Submitted to: Current Developments in Nutrition
Publication Type: Abstract Only
Publication Acceptance Date: 3/1/2020
Publication Date: 5/29/2020
Citation: 2020. The interaction of gut microbiota composition and dietary starch form on gut health in aged mice. Current Developments in Nutrition. 4(Suppl_2):1585. https://doi.org/10.1093/cdn/nzaa062_042.

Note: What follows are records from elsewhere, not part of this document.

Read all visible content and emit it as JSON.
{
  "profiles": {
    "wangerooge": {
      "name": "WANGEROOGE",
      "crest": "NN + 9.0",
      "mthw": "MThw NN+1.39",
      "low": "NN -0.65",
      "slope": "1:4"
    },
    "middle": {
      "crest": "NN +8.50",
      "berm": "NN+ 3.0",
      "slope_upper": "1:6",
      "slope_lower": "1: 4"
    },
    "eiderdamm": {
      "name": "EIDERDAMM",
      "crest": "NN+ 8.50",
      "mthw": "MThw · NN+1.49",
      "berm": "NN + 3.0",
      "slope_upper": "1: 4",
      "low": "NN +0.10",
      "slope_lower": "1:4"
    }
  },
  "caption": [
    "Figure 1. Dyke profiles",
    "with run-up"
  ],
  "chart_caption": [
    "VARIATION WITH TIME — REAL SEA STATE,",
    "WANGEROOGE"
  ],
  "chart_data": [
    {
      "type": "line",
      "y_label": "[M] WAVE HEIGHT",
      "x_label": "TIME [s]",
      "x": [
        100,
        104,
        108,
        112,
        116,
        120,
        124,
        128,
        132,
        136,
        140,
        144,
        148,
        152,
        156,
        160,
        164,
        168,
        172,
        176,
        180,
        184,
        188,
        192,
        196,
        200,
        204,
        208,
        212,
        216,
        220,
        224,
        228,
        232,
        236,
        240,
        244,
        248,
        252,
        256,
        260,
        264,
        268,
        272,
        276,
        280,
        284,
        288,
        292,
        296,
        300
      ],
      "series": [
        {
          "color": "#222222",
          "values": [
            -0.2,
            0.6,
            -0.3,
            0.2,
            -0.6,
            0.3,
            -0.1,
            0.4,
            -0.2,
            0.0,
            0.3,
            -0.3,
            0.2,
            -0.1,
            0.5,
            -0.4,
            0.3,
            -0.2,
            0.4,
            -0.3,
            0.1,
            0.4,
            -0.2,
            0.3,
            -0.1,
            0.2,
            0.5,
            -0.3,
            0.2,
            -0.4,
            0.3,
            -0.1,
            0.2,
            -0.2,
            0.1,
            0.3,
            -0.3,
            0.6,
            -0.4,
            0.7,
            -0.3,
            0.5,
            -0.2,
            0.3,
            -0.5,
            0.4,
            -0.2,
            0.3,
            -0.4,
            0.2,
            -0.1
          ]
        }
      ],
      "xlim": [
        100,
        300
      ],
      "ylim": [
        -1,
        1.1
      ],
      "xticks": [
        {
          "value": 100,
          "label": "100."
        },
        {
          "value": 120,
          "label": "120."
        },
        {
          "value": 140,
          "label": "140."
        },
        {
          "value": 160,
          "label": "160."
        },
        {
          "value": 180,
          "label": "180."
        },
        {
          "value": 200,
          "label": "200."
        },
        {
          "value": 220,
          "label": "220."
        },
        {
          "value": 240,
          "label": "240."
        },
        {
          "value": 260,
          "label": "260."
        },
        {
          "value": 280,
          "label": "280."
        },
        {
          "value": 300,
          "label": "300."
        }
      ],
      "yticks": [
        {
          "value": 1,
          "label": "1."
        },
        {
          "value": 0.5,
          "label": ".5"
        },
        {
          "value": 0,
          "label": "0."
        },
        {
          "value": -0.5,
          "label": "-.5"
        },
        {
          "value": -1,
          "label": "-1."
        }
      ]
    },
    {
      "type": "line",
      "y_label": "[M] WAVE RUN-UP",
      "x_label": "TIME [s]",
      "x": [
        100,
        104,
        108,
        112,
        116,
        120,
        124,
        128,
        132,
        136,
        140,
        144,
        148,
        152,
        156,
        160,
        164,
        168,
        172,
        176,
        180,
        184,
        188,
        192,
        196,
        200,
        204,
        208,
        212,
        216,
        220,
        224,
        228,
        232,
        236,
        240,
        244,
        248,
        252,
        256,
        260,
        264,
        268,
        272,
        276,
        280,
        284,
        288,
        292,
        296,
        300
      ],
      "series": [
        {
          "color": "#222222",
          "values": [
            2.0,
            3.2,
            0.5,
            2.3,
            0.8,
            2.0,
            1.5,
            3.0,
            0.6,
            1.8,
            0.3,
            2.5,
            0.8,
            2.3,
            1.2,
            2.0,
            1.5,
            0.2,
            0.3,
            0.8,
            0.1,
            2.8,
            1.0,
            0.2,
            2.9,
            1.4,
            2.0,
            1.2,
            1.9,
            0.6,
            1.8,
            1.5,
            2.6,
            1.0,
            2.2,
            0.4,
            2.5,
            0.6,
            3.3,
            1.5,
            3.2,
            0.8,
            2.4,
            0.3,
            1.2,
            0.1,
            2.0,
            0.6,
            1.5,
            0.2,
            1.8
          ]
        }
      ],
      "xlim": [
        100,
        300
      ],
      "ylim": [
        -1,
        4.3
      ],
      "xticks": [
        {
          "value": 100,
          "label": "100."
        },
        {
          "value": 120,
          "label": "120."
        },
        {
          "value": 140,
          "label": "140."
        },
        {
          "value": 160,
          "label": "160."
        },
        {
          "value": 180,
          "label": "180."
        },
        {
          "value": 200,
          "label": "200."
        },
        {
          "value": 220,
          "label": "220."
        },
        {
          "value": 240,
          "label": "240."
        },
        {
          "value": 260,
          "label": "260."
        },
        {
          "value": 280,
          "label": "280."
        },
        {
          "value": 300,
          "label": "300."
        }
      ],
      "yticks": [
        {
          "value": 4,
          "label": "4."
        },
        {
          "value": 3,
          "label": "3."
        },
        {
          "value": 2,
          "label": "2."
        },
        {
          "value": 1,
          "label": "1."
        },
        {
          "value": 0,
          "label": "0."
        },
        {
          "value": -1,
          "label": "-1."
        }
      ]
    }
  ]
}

DOI: https://doi.org/10.1093/cdn/nzaa062_042

Interpretive Summary:

Technical Abstract: Objectives: A high glycemic diet has been shown to increase gut permeability, which is associated with increased disease risk. Our objective was to evaluate the role of gut microbiota in mediating the relationship between dietary starch composition and gut health. Methods: A high (HG) or low glycemic (LG) diet was fed in equal amounts to male mice from 12 to 24 months of age. The diets differed only by starch composition, which was 100% rapidly-digested amylopectin in the HG diet or 30% amylopectin/70% amylose in the LG diet. Within each diet, mice were assigned to one of three treatment conditions: continuous broad-spectrum antibiotic treatment (ampicillin and neomycin; HGabx or LGabx), weekly fecal microbiota transplants (FMT) from donor control mice fed the alternate diet (HG[tLG] or LG[tHG]), or a control group receiving no additional treatment. Feces were collected for microbiome analysis. Colon sections were collected for histology. Results: The diet affected gut microbiota composition, with significantly greater abundance of Clostridium, Ruminococcus, and Coprobacillus in the HG-fed control animals compared with LG-fed controls. Antibiotic treatment in HG-fed animals resulted in elimination of Bacteroidetes and most Firmicutes and a proliferation of Proteobacteria, whereas LG-fed animals were able to maintain Bacteroidetes and a lower abundance of Proteobacteria. Fecal microbiota transplants altered the gut microbiome and recipients differed from their donors. Histological evaluation of colons showed increased intestinal disease in HG-fed animals across all treatments, including increased inflammatory cell infiltration and abnormal villi. Antibiotic treatment in HG-fed animals resulted in the most severe disease phenotype, and most animals died within 4-6 months on treatment and presented with an enlarged and hemorrhagic cecum upon necropsy. Conclusions: The high glycemic diet altered the gut microbiome and increased the prevalence of pathological intestinal morphology, which was further exacerbated with antibiotic treatment. Our work suggests that dietary starch form has a substantial effect on the gut health outcomes, particularly in the context of antibiotic treatment or fecal microbiota transplants.